哲史が作っておいてくれた簡単な夜食を食べながら、温子は購入してきた雑誌の特集欄に目を通し、軽くシャワーを浴びて、哲史の横に潜り込む。


「・・・今日もお疲れ様。」
元々眠りの浅い哲史が、その動作で半分目を覚ましていた。体勢を変え、温子を包み込む。
「うん、ただいま。会議終わるまでは、こんなかんじが続きそう。」
どんなに一緒に寝ても、飽きず深い安心を与えてくれる哲史の大きな体躯にしがみつきながら、呟くように告げる。
ん、と哲史は軽く頷き、再び眠りの淵に落ちていく。


雑誌で読んだ双子の姉妹は、既に十代の後半に差し掛かっており、
周囲から結合部分を切り、体を分離する手術を受けるよう、強く勧められているという。
しかし、彼女たち自身は、離れることに抵抗を示している。


「私たちは、これまでに繋がっていることに不便を感じたことなんてなかったわ。」
「むしろ、何一つ隠し事の無い、自分によく似た『自分』が居るなんて、最高なの。」


彼女たちのインタビューには、快活な台詞が並んでいた。


「みんな、私たちが離れることが幸せだと思っているみたいなのだけれど、
 それは、みんな私たちみたいな感覚を味わったことが無いからだわ。」


温子は、哲史が自分と温子の関係について、「正直ちょっと気味が悪い」と大学の友人に云われたと憤慨していたことを思い出していた。
隣で音も立てずに眠る哲史の顔を眺めながら、もし、哲史と別れることになったら、と想像してみる。
温子は、哲史以外の男性を、好きになったことがない。
哲史は、いつでも温子の一番の理解者だし、温子に対して真摯な姿勢を崩したことはない。温子は、哲史を尊敬しているし、哲史との間に隠し事の一つすらない。
そんな哲史との生活を止めることなど、そうなった温子自身をイメージすることが、ひどく困難であることには、とうに気付いている。
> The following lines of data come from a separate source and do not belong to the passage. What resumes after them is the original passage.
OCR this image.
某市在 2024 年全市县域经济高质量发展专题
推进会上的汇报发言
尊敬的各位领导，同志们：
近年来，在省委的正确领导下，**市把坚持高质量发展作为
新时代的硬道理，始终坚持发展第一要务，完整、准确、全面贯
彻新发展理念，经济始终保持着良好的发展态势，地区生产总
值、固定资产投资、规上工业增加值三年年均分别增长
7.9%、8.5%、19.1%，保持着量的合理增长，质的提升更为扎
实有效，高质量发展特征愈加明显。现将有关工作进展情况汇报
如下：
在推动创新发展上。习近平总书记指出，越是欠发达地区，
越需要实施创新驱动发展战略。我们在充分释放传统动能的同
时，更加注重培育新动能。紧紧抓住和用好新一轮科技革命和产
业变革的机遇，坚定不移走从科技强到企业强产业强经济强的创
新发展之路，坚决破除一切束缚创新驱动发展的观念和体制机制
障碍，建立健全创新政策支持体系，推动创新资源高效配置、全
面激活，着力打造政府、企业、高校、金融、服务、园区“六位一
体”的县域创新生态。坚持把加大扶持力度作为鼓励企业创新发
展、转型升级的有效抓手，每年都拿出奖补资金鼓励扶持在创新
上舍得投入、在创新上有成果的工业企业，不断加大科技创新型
このままずっと、文字通りに死が二人を分かつまで、私たちは一緒だ。


哲史が同じ考えであることは、疑う余地もない。哲史のことは、何でもわかる。


明日目を覚ましたら、朝ごはんを食べながら、哲史に今日読んだ記事の話をしよう。温子は微睡みながら考える。
自分たちを結合双生児になぞらえるなどは、今更チープな話だが、双子の話は妙に温子の心に引っ掛かった。


哲史と自分の関係におかしいことなんて一つもない。自分たちが望み、選び、実行してきたことに、一抹の疑問すらない。


自分たちは、この世界で一番、幸せなつがいなのだ。